US equities, and "risk assets" generally, remain unusually sensitive to Federal Reserve liquidity operations – a relationship established after the Fed embarked on "QE1" in late 2008.
Stock markets began to fall in late April, 8-9 weeks after a peak in the US monetary base (i.e. currency in circulation plus banks' reserves at the Fed), while the rally starting in early July similarly followed a trough in the base 8-9 weeks before in early May – see chart.
After an initially strong recovery, however, the monetary base drifted lower again during June and July, creating a "negative divergence" with a further rally in stocks. Equities buckled last week, after the Fed disappointed hopes of an immediate move to "QE2", involving an expansion of its securities portfolio financed by further monetary base creation. (Instead, it plans to stabilise its portfolio by reinvesting maturing principal in Treasuries.)

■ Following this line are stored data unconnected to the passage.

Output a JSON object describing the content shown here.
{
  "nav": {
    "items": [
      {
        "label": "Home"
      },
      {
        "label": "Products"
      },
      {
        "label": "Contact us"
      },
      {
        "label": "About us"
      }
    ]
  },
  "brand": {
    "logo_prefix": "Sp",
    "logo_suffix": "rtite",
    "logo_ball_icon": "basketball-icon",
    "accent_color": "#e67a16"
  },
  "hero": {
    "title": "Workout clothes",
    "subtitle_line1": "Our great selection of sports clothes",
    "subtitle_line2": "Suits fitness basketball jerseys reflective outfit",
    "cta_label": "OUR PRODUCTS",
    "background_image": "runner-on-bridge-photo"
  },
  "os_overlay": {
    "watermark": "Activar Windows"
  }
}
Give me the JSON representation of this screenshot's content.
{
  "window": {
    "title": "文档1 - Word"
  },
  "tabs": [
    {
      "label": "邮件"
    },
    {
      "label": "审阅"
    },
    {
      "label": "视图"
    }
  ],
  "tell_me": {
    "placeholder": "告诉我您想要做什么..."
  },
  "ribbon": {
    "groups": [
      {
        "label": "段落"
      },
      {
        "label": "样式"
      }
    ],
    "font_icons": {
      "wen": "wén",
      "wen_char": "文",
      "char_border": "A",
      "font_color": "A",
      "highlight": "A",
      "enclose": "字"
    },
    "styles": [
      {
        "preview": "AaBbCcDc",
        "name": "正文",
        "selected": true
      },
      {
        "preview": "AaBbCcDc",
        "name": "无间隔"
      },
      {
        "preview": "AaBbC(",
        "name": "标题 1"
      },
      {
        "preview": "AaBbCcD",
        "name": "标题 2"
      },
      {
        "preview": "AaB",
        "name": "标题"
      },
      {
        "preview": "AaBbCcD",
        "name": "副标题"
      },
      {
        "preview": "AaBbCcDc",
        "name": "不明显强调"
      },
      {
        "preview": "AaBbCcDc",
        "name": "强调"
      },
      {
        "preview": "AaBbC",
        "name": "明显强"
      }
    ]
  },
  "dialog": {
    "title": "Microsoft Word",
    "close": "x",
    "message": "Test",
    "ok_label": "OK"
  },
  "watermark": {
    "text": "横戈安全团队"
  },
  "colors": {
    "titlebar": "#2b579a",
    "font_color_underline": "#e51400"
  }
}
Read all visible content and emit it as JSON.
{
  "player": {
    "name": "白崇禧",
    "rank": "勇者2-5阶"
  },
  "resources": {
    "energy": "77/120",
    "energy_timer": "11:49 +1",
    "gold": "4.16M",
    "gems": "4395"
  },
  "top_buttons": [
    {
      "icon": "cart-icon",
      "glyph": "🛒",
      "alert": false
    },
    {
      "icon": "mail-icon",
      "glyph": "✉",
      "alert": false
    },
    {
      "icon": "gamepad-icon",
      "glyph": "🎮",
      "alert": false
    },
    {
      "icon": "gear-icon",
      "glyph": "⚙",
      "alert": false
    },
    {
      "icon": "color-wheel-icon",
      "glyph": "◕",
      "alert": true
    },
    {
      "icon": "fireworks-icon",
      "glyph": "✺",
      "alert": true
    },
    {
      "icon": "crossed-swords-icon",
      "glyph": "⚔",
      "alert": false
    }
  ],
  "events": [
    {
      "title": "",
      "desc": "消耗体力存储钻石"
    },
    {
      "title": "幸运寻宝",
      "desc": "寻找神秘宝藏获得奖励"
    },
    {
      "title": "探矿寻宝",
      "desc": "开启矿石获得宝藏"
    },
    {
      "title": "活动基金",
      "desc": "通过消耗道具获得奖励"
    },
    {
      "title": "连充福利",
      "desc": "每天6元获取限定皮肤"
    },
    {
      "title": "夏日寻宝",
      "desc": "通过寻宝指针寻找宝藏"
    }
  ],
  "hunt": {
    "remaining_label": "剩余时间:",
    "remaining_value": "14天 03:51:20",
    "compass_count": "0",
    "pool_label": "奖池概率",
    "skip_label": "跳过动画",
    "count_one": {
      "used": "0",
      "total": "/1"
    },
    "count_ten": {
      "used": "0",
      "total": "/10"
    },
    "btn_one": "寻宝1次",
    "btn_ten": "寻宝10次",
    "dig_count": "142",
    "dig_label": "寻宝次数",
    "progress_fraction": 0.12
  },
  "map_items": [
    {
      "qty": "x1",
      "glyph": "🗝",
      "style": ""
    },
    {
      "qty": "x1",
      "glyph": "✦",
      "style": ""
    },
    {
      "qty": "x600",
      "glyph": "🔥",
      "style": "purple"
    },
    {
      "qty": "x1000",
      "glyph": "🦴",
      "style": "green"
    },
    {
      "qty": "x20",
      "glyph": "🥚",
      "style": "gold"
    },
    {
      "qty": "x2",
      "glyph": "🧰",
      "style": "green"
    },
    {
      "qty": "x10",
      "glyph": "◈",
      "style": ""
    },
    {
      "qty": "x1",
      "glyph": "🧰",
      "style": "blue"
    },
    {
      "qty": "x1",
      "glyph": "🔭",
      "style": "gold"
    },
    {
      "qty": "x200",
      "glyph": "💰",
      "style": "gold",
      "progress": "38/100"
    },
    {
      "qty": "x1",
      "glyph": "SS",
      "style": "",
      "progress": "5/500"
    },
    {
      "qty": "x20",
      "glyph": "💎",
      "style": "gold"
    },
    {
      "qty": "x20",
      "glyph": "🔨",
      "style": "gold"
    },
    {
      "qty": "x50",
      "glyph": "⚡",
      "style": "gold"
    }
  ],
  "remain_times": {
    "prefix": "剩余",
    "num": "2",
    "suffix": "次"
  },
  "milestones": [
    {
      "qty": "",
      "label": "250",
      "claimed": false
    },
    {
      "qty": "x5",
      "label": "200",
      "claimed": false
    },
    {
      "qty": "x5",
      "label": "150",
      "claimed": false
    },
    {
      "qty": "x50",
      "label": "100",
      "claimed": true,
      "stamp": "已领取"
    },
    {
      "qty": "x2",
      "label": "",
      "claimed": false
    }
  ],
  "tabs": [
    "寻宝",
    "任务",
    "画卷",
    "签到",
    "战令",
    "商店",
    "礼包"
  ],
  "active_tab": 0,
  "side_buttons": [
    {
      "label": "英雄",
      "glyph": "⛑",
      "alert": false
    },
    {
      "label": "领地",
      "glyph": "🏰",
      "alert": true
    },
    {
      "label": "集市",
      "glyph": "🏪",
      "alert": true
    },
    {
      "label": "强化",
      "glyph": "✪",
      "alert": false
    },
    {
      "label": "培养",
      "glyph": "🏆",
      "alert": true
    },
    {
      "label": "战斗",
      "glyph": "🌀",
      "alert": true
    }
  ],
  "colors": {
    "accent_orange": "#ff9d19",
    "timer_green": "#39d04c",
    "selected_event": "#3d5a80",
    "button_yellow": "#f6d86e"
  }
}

With the monetary base moving sideways recently, equities may similiarly remain within the range spanned by the July low and last week's high until the next Fed meeting scheduled for 21 September.
Aside from embracing "QE2", the Fed could boost the monetary base by asking the Treasury to suspend the "supplementary financing programme" (SFP), under which it has effectively sterilised $200 billion of the Fed's "QE1" by issuing additional Treasury bills. The Fed used the SFP to drain liquidity this spring and may prefer this less-public method of providing support to markets and the economy, should "double-dip" worries intensify.